I tossed and turned, but I could not take control of my thoughts because I couldn’t get out of my own head. I kept thinking about all the things that I could do better. I thought back to the Bible stories I had read about Moses, King Saul and King David. I thought, Lord if they messed up the way they did, I surely don’t stand a chance. My thoughts then proceeded to all the things I had done wrong and how I could have handled things different. I thought about how I just needed to try harder, try to do better, try to look better, try to be better, and the list went on and on. If only I could just be happy!


Exhausted by the weight of my thoughts, I began to drift off to sleep. At the same time, I felt guilty that I was complaining so much, and thought, “Boy I must sound like the children of Israel to God with all this murmuring.” I didn’t want to complain, but I wanted to be happy with me. In my head, I know that my works don’t move God, nor do they lead to salvation. I still couldn’t help but to think that somehow, God would be happier with me if I could just muster up the strength to be so much better than I am. Would He love me more if I were more disciplined, if I were more productive, a better wife, a better mother, or just a better person in general?


As I tittered between the real world and dreamland, God answered my cry for help with an illustration. He put in my head the picture of someone sitting down, placing their hands underneath their thighs, and then trying to lift themselves up out of their seat. I don’t care how strong you are, you absolutely cannot lift yourself up out of your seat. I immediately understood that God was telling me I couldn’t lift myself up, that was His job! Psalm 3:3 tells me that God is the lifter of my head. The common denominator in my thoughts was the word I. The more I focused on my limitations; it got downright depressing. It turns out that I am not perfect, but God is. That is why He is in charge, and I am not. Can I get an Amen!


We all have things that we can improve about ourselves, and there is nothing wrong with working towards improvement. The issue comes when we believe that we have the ability to do something about it independent of God. I was so focused on what make me a better person, which is a way a trying to “fix” myself. Just like we cannot lift ourselves up, we cannot fix ourselves. The job is too big and our resume is grossly inadequate. God will lift you up, when you throw your hands up in surrender to Him.

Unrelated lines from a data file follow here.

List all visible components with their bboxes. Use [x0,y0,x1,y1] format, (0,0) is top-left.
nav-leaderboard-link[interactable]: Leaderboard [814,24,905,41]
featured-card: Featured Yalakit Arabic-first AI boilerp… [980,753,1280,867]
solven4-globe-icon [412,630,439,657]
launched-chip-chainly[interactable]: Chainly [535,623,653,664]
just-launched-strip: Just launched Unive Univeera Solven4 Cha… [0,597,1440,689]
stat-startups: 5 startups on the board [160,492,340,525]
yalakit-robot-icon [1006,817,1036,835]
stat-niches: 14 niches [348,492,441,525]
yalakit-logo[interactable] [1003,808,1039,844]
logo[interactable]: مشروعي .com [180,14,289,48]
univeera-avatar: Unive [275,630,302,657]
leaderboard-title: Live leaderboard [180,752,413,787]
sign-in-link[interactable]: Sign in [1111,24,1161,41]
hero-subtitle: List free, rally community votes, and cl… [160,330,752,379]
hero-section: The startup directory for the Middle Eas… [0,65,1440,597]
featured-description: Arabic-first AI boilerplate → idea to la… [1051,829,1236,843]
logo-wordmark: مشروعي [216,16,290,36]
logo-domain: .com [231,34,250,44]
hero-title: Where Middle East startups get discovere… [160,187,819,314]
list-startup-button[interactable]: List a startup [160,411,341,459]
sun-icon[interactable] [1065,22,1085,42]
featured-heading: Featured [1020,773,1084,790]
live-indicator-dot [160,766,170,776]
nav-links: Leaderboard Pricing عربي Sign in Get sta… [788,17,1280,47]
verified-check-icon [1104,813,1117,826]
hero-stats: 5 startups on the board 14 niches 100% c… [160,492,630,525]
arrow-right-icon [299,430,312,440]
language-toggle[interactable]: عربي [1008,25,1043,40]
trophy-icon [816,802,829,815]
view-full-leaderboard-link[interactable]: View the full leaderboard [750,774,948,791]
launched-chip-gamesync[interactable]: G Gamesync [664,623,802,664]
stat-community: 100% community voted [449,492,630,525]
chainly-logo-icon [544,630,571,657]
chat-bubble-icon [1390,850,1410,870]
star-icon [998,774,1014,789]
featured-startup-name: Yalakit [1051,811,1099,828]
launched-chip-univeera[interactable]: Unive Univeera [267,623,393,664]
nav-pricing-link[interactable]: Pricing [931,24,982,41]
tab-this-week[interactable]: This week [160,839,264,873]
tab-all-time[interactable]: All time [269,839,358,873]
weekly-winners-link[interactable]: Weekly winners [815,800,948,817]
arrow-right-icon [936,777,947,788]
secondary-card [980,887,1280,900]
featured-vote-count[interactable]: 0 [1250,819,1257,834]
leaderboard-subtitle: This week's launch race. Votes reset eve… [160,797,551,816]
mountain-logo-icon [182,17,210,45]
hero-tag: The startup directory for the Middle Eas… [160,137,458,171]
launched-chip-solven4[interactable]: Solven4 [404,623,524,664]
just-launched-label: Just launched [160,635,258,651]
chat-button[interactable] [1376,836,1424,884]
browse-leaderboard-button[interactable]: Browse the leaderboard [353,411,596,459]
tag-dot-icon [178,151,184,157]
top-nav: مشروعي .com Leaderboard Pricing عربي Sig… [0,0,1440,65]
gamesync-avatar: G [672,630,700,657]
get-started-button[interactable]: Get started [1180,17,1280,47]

If you find yourself unhappy, feeling hopeless or even depressed because of thoughts of how you fall short, then perhaps it is time to put God back in His rightful place. You are a continuous work in progress, but you are right where you need to be. You were created in the image of the Most High, and He loves you more than you can imagine. There is nothing you can say or do that will take His love away from you. It seems silly to say it out loud, but you can’t make God more or less happy with you based on things you do. Our happiness is circumstantial, but God gave us something greater. We have joy, and it is a joy that surpasses understanding. It is not we shouldn’t want to be happy, but joy is so much greater because not even our circumstances can take it away. Shun the lies of the enemy that you would be happy if the circumstance were right; instead take hold to the joy you already have.